In 2002, the grassroots organization K'aslimaal began to raise funds and make plans to reconstruct the hospital. Hospitalito Atitlán opened on April 1, 2005, providing in-patient, surgical, and 24-hour emergency care to the people of Santiago Atitlán. On October 5, 2005, mudslides triggered by Hurricane Stan buried Hospitalito Atitlán under eight feet of mud. The mudslide destroyed the town and killed hundreds, and the area was declared a mass grave. Two Penn medical students were present during the disaster and participated in the relief efforts. Hospitalito Atitlán re-opened two weeks later in a temporary location. Groundbreaking for a new, permanent building began on September 30, 2006. In November 2010, the first floor of the new hospital opened.
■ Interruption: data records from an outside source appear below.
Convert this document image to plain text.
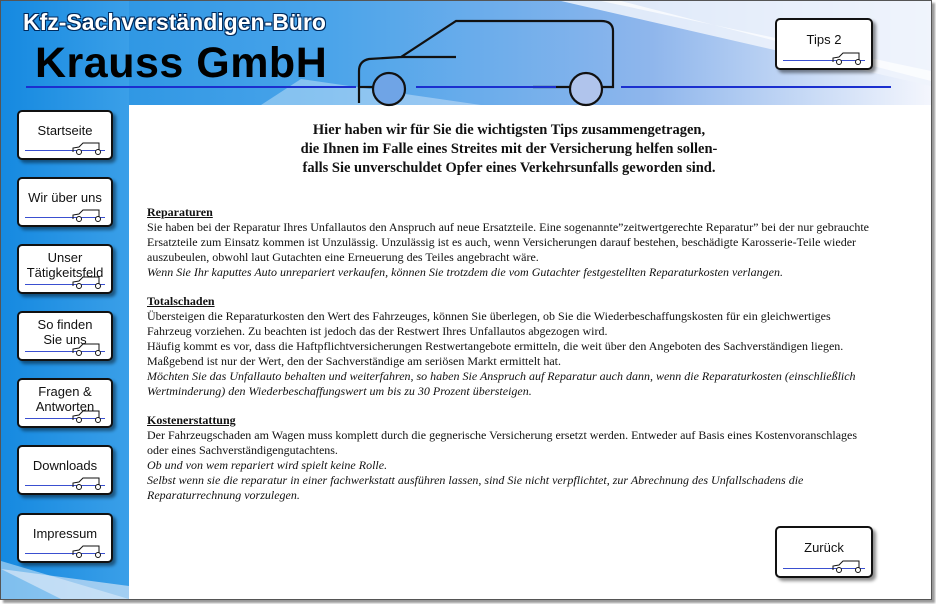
Kfz-Sachverständigen-Büro
Krauss GmbH	Tips 2
Startseite
Wir über uns
Unser
Tätigkeitsfeld
So finden
Sie uns
Fragen &
Antworten
Downloads
Impressum
Zurück
Hier haben wir für Sie die wichtigsten Tips zusammengetragen,
die Ihnen im Falle eines Streites mit der Versicherung helfen sollen-
falls Sie unverschuldet Opfer eines Verkehrsunfalls geworden sind.
Reparaturen

Sie haben bei der Reparatur Ihres Unfallautos den Anspruch auf neue Ersatzteile. Eine sogenannte”zeitwertgerechte Reparatur” bei der nur gebrauchte Ersatzteile zum Einsatz kommen ist Unzulässig. Unzulässig ist es auch, wenn Versicherungen darauf bestehen, beschädigte Karosserie-Teile wieder auszubeulen, obwohl laut Gutachten eine Erneuerung des Teiles angebracht wäre.

Wenn Sie Ihr kaputtes Auto unrepariert verkaufen, können Sie trotzdem die vom Gutachter festgestellten Reparaturkosten verlangen.

Totalschaden

Übersteigen die Reparaturkosten den Wert des Fahrzeuges, können Sie überlegen, ob Sie die Wiederbeschaffungskosten für ein gleichwertiges Fahrzeug vorziehen. Zu beachten ist jedoch das der Restwert Ihres Unfallautos abgezogen wird.

Häufig kommt es vor, dass die Haftpflichtversicherungen Restwertangebote ermitteln, die weit über den Angeboten des Sachverständigen liegen. Maßgebend ist nur der Wert, den der Sachverständige am seriösen Markt ermittelt hat.

Möchten Sie das Unfallauto behalten und weiterfahren, so haben Sie Anspruch auf Reparatur auch dann, wenn die Reparaturkosten (einschließlich Wertminderung) den Wiederbeschaffungswert um bis zu 30 Prozent übersteigen.

Kostenerstattung

Der Fahrzeugschaden am Wagen muss komplett durch die gegnerische Versicherung ersetzt werden. Entweder auf Basis eines Kostenvoranschlages oder eines Sachverständigengutachtens.

Ob und von wem repariert wird spielt keine Rolle.

Selbst wenn sie die reparatur in einer fachwerkstatt ausführen lassen, sind Sie nicht verpflichtet, zur Abrechnung des Unfallschadens die Reparaturrechnung vorzulegen.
Kent Bream, the GHI's founding faculty director, helped to rebuild the Hospitalito Atitlán. Bream trains students and coordinates interdisciplinary research, education, and service programming involving the Penn schools of Nursing, Medicine, Arts and Sciences, Engineering and Applied Science, and the Wharton School to help improve the health of the Atitlán community. The GHI partners with Hospitalito Atitlán.

Santiago Atitlán, Central America's largest indigenous village, is on the southern shore of Lake Atitlán. The word "atitlán" is a Mayan word meaning "the place where the rainbow gets its colors".

==2011 update==
Hospitalito Atitlán offers medical care to all, with a focus on women and children. Social workers, local physicians, nursing, and administrative staff work with volunteer medical personnel. For the many patients who speak only Tz'utujil, the hospital's staff translates Tz'tujil into Spanish.
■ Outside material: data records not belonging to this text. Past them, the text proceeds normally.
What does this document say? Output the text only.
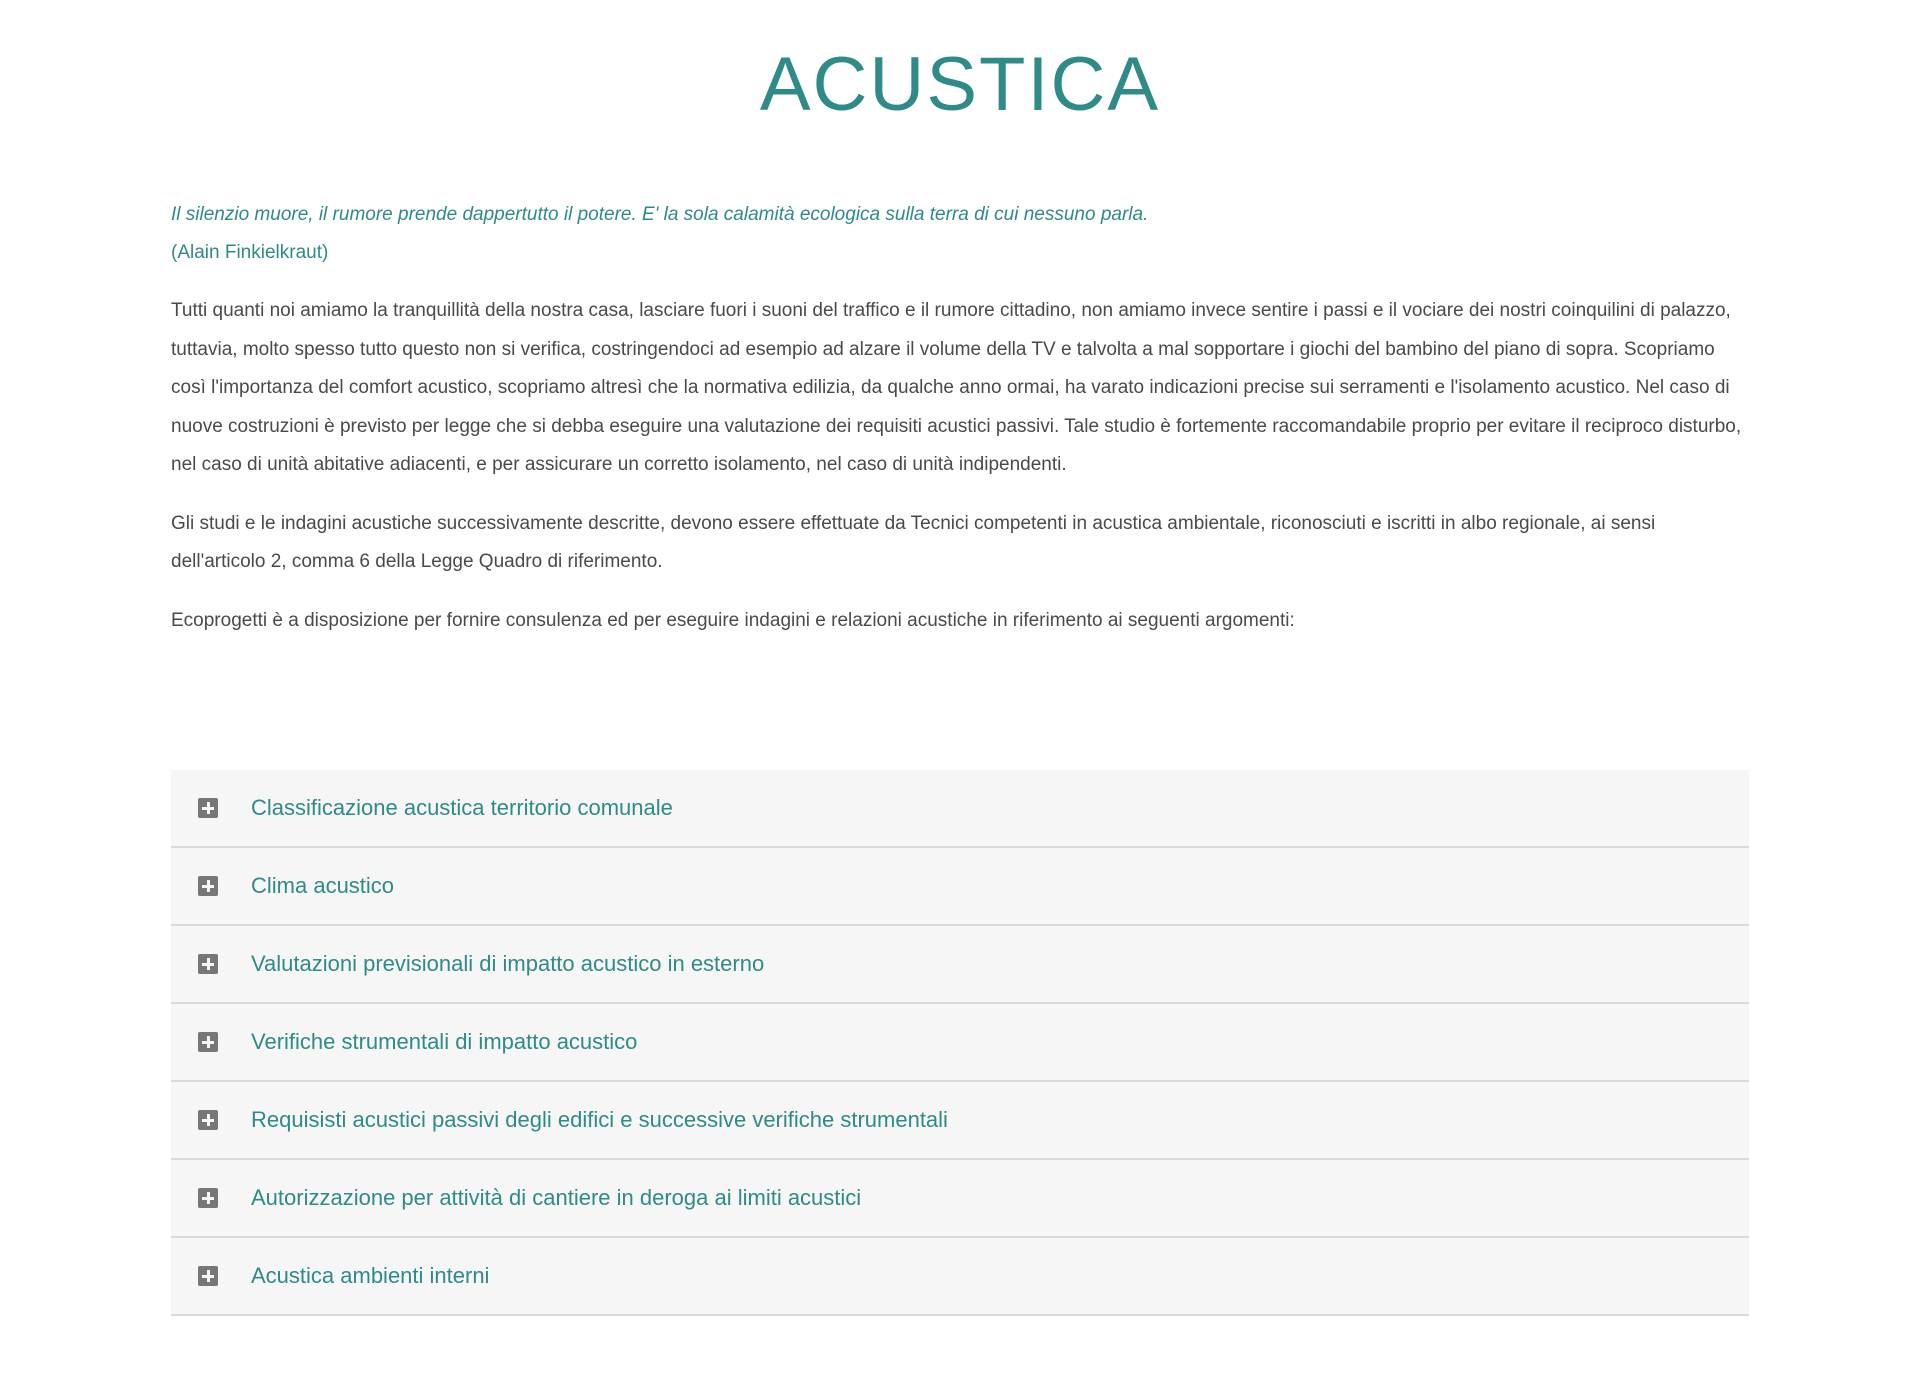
ACUSTICA

Il silenzio muore, il rumore prende dappertutto il potere. E' la sola calamità ecologica sulla terra di cui nessuno parla.

(Alain Finkielkraut)

Tutti quanti noi amiamo la tranquillità della nostra casa, lasciare fuori i suoni del traffico e il rumore cittadino, non amiamo invece sentire i passi e il vociare dei nostri coinquilini di palazzo, tuttavia, molto spesso tutto questo non si verifica, costringendoci ad esempio ad alzare il volume della TV e talvolta a mal sopportare i giochi del bambino del piano di sopra. Scopriamo così l'importanza del comfort acustico, scopriamo altresì che la normativa edilizia, da qualche anno ormai, ha varato indicazioni precise sui serramenti e l'isolamento acustico. Nel caso di nuove costruzioni è previsto per legge che si debba eseguire una valutazione dei requisiti acustici passivi. Tale studio è fortemente raccomandabile proprio per evitare il reciproco disturbo, nel caso di unità abitative adiacenti, e per assicurare un corretto isolamento, nel caso di unità indipendenti.

Gli studi e le indagini acustiche successivamente descritte, devono essere effettuate da Tecnici competenti in acustica ambientale, riconosciuti e iscritti in albo regionale, ai sensi dell'articolo 2, comma 6 della Legge Quadro di riferimento.

Ecoprogetti è a disposizione per fornire consulenza ed per eseguire indagini e relazioni acustiche in riferimento ai seguenti argomenti:

Classificazione acustica territorio comunale
Clima acustico
Valutazioni previsionali di impatto acustico in esterno
Verifiche strumentali di impatto acustico
Requisisti acustici passivi degli edifici e successive verifiche strumentali
Autorizzazione per attività di cantiere in deroga ai limiti acustici
Acustica ambienti interni
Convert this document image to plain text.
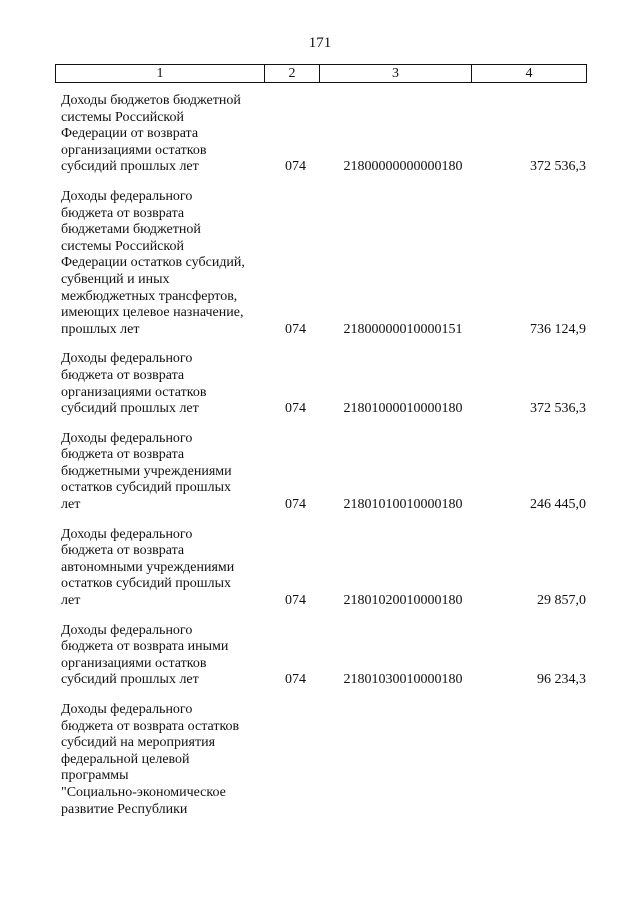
171
1	2	3	4
Доходы бюджетов бюджетной
системы Российской
Федерации от возврата
организациями остатков
субсидий прошлых лет	074	21800000000000180	372 536,3
Доходы федерального
бюджета от возврата
бюджетами бюджетной
системы Российской
Федерации остатков субсидий,
субвенций и иных
межбюджетных трансфертов,
имеющих целевое назначение,
прошлых лет	074	21800000010000151	736 124,9
Доходы федерального
бюджета от возврата
организациями остатков
субсидий прошлых лет	074	21801000010000180	372 536,3
Доходы федерального
бюджета от возврата
бюджетными учреждениями
остатков субсидий прошлых
лет	074	21801010010000180	246 445,0
Доходы федерального
бюджета от возврата
автономными учреждениями
остатков субсидий прошлых
лет	074	21801020010000180	29 857,0
Доходы федерального
бюджета от возврата иными
организациями остатков
субсидий прошлых лет	074	21801030010000180	96 234,3
Доходы федерального
бюджета от возврата остатков
субсидий на мероприятия
федеральной целевой
программы
"Социально-экономическое
развитие Республики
The GHI's mission is to work with Hospitalito Atitlán to strengthen local medical services in a socially-relevant and ethically-acceptable way in the resource-poor Tz'ulujil Maya community of Santiago Atitlán. It collaborates with the hospital to improve the health of Atitecos by increasing clinical activities and community-health promotion with community-health research, personnel, and material support. The GHI provides education through videotapes, lectures, and community health projects, including maternal education emphasizing prenatal care, safe deliveries, and postnatal care. It advises the community on the hazards to pulmonary health associated with open cooking fires in homes and the importance of safe drinking water.

A number of projects between Penn and its Guatemalan partners are being conducted or explored, including scientific and clinical training with bilateral exchanges of students and faculty, and research on violence prevention, food and nutrition, road traffic safety, and chronic disease and trauma treatment.
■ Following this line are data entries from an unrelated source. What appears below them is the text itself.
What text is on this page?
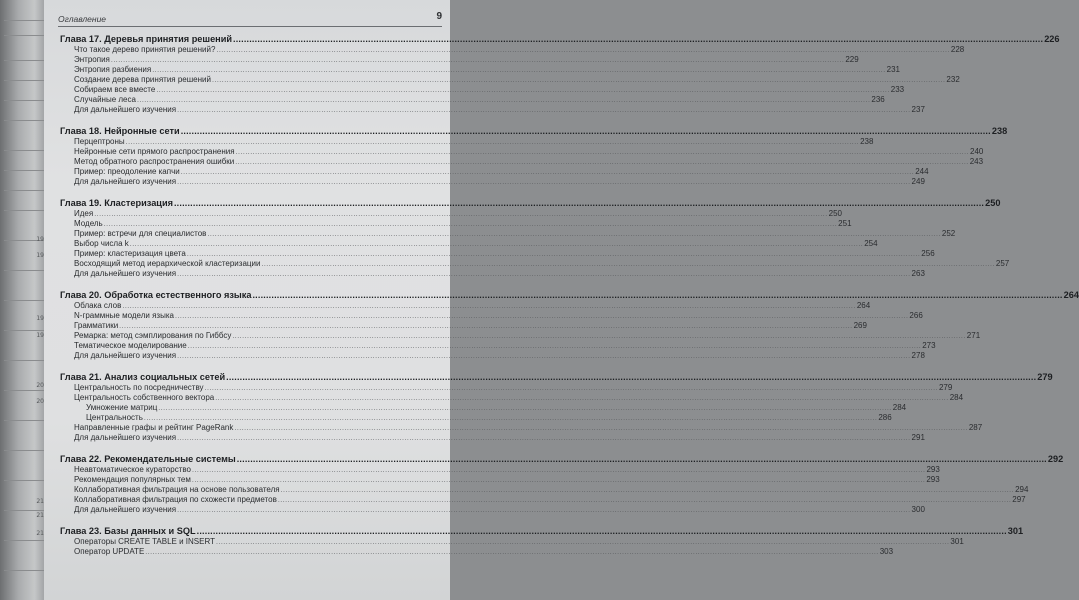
19
19
19
19
20
20
21
21
21
Оглавление	9
Глава 17. Деревья принятия решений ............................................................................................................................................................................................................................................................................................................ 226
Что такое дерево принятия решений? ............................................................................................................................................................................................................................................................................................................ 228
Энтропия ............................................................................................................................................................................................................................................................................................................ 229
Энтропия разбиения ............................................................................................................................................................................................................................................................................................................ 231
Создание дерева принятия решений ............................................................................................................................................................................................................................................................................................................ 232
Собираем все вместе ............................................................................................................................................................................................................................................................................................................ 233
Случайные леса ............................................................................................................................................................................................................................................................................................................ 236
Для дальнейшего изучения ............................................................................................................................................................................................................................................................................................................ 237
Глава 18. Нейронные сети ............................................................................................................................................................................................................................................................................................................ 238
Перцептроны ............................................................................................................................................................................................................................................................................................................ 238
Нейронные сети прямого распространения ............................................................................................................................................................................................................................................................................................................ 240
Метод обратного распространения ошибки ............................................................................................................................................................................................................................................................................................................ 243
Пример: преодоление капчи ............................................................................................................................................................................................................................................................................................................ 244
Для дальнейшего изучения ............................................................................................................................................................................................................................................................................................................ 249
Глава 19. Кластеризация ............................................................................................................................................................................................................................................................................................................ 250
Идея ............................................................................................................................................................................................................................................................................................................ 250
Модель ............................................................................................................................................................................................................................................................................................................ 251
Пример: встречи для специалистов ............................................................................................................................................................................................................................................................................................................ 252
Выбор числа k ............................................................................................................................................................................................................................................................................................................ 254
Пример: кластеризация цвета ............................................................................................................................................................................................................................................................................................................ 256
Восходящий метод иерархической кластеризации ............................................................................................................................................................................................................................................................................................................ 257
Для дальнейшего изучения ............................................................................................................................................................................................................................................................................................................ 263
Глава 20. Обработка естественного языка ............................................................................................................................................................................................................................................................................................................ 264
Облака слов ............................................................................................................................................................................................................................................................................................................ 264
N-граммные модели языка ............................................................................................................................................................................................................................................................................................................ 266
Грамматики ............................................................................................................................................................................................................................................................................................................ 269
Ремарка: метод сэмплирования по Гиббсу ............................................................................................................................................................................................................................................................................................................ 271
Тематическое моделирование ............................................................................................................................................................................................................................................................................................................ 273
Для дальнейшего изучения ............................................................................................................................................................................................................................................................................................................ 278
Глава 21. Анализ социальных сетей ............................................................................................................................................................................................................................................................................................................ 279
Центральность по посредничеству ............................................................................................................................................................................................................................................................................................................ 279
Центральность собственного вектора ............................................................................................................................................................................................................................................................................................................ 284
Умножение матриц ............................................................................................................................................................................................................................................................................................................ 284
Центральность ............................................................................................................................................................................................................................................................................................................ 286
Направленные графы и рейтинг PageRank ............................................................................................................................................................................................................................................................................................................ 287
Для дальнейшего изучения ............................................................................................................................................................................................................................................................................................................ 291
Глава 22. Рекомендательные системы ............................................................................................................................................................................................................................................................................................................ 292
Неавтоматическое кураторство ............................................................................................................................................................................................................................................................................................................ 293
Рекомендация популярных тем ............................................................................................................................................................................................................................................................................................................ 293
Коллаборативная фильтрация на основе пользователя ............................................................................................................................................................................................................................................................................................................ 294
Коллаборативная фильтрация по схожести предметов ............................................................................................................................................................................................................................................................................................................ 297
Для дальнейшего изучения ............................................................................................................................................................................................................................................................................................................ 300
Глава 23. Базы данных и SQL ............................................................................................................................................................................................................................................................................................................ 301
Операторы CREATE TABLE и INSERT ............................................................................................................................................................................................................................................................................................................ 301
Оператор UPDATE ............................................................................................................................................................................................................................................................................................................ 303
In 2011, Bream, students, medical school librarians, and hospital IT specialists brought the Penn mobile-technology project to Hospitalito Atitlán. The project, a telemedicine program, uses smartphones and other mobile technologies to improve physicians' access to clinical information. The smartphone technology allows images and information to be relayed to Penn doctors for quick diagnosis and second opinions. Physicians can also use electronic devices to tap into extensive electronic medical databases and e-journals to get information on diseases and treatment options.